Union leaders have hit out at the "woefully inadequate" pay rise for public sector workers in the Finance Secretary's budget.
John Swinney ended the two-year freeze on salaries by announcing most employees in the Government and NHS would receive a 1% increase in their wages in 2013-14.
Trade unions had urged the Finance Secretary to end the pay freeze, but after his budget they insisted public sector workers deserve more.
Lynn Henderson, of the Public and Commercial Services union which represents 30,000 civil and public servants in Scotland, said: "The 1% cap on pay increases announced by Mr Swinney is the same 1% cap announced by George Osborne with a tartan cover over it. This is woefully inadequate to redress the lost income and hardship our members have suffered after two years of a 0% pay freeze."
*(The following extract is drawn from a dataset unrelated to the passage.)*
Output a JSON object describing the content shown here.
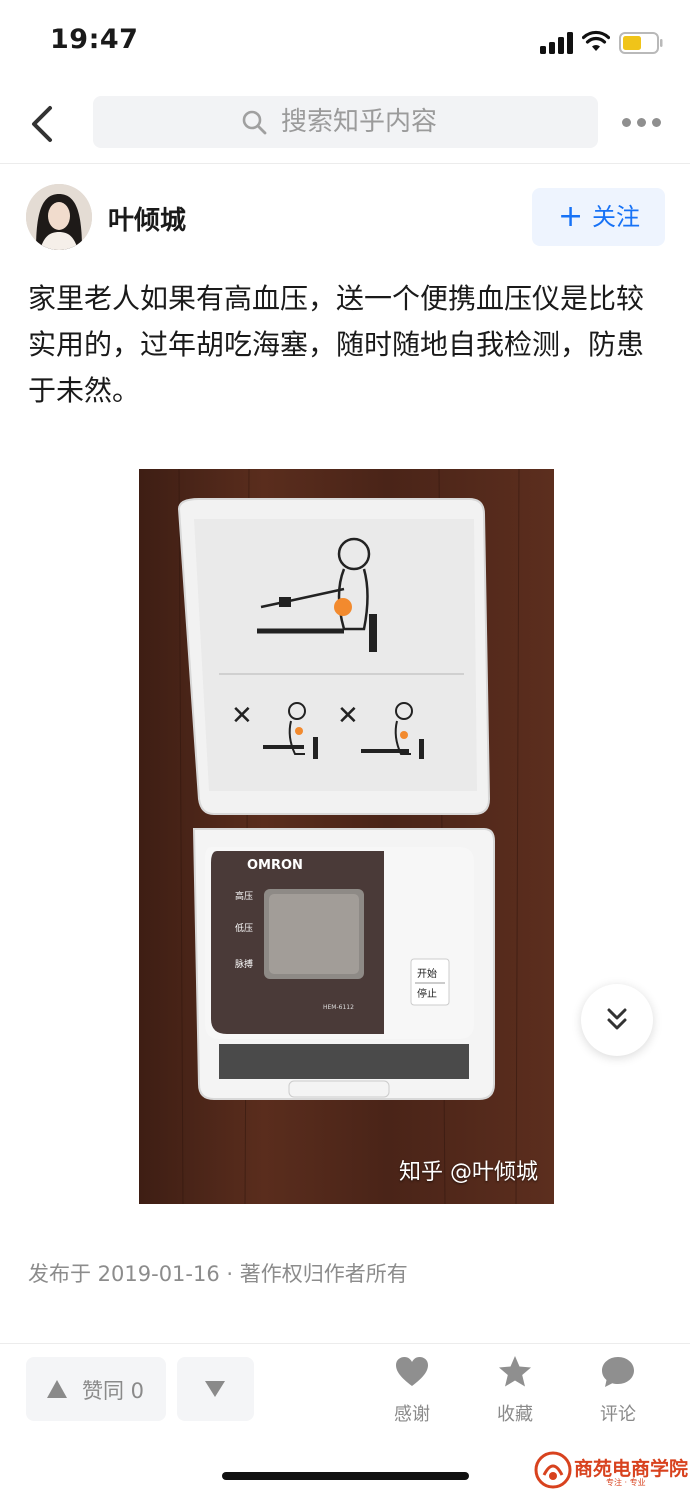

Unison Scottish secretary Mike Kirby said there is "no guarantee" that local government workers - the largest group of public sector workers - would receive any increase. This will only happen if councils are given the funds to increase workers' salaries, he said.
Grahame Smith, general secretary of the Scottish Trades Union Congress, said the rise represents a "third year of significant real-terms wage cuts for hundreds of thousands of workers" because of inflation. "It is disappointing that Mr Swinney has followed George Osborne's public sector pay policy almost to the letter."
Student leaders criticised the extra £17 million for further education. NUS Scotland said the budget for colleges will still fall by about £34 million, compared with this year. Robin Parker, president of the student body, said: "These proposals aren't good enough and more needs to be done for college students across Scotland between now and the final budget."
The spending plans outlined by Mr Swinney will "still see cuts to colleges worth tens of millions of pounds". He said: "At a time of incredibly high youth unemployment and in a budget that was billed as focusing on growth, that's simply unjustifiable."
The reaction from business leaders was more mixed. CBI Scotland assistant director David Lonsdale said there are "a number of positive announcements of construction, tourism, skills and incentives for firms to recruit young people", but the budget is a "missed opportunity" by Mr Swinney to "signal a fresh direction on public services reform" by contracting out a much wider range of public services to private companies.
Liz Cameron, chief executive of Scottish Chambers of Commerce, welcomed the continuing focus on capital investment, saying: "We believe that this will achieve both short-term advantage in terms of delivering a boost to the construction sector and also benefit the Scottish economy in the longer term."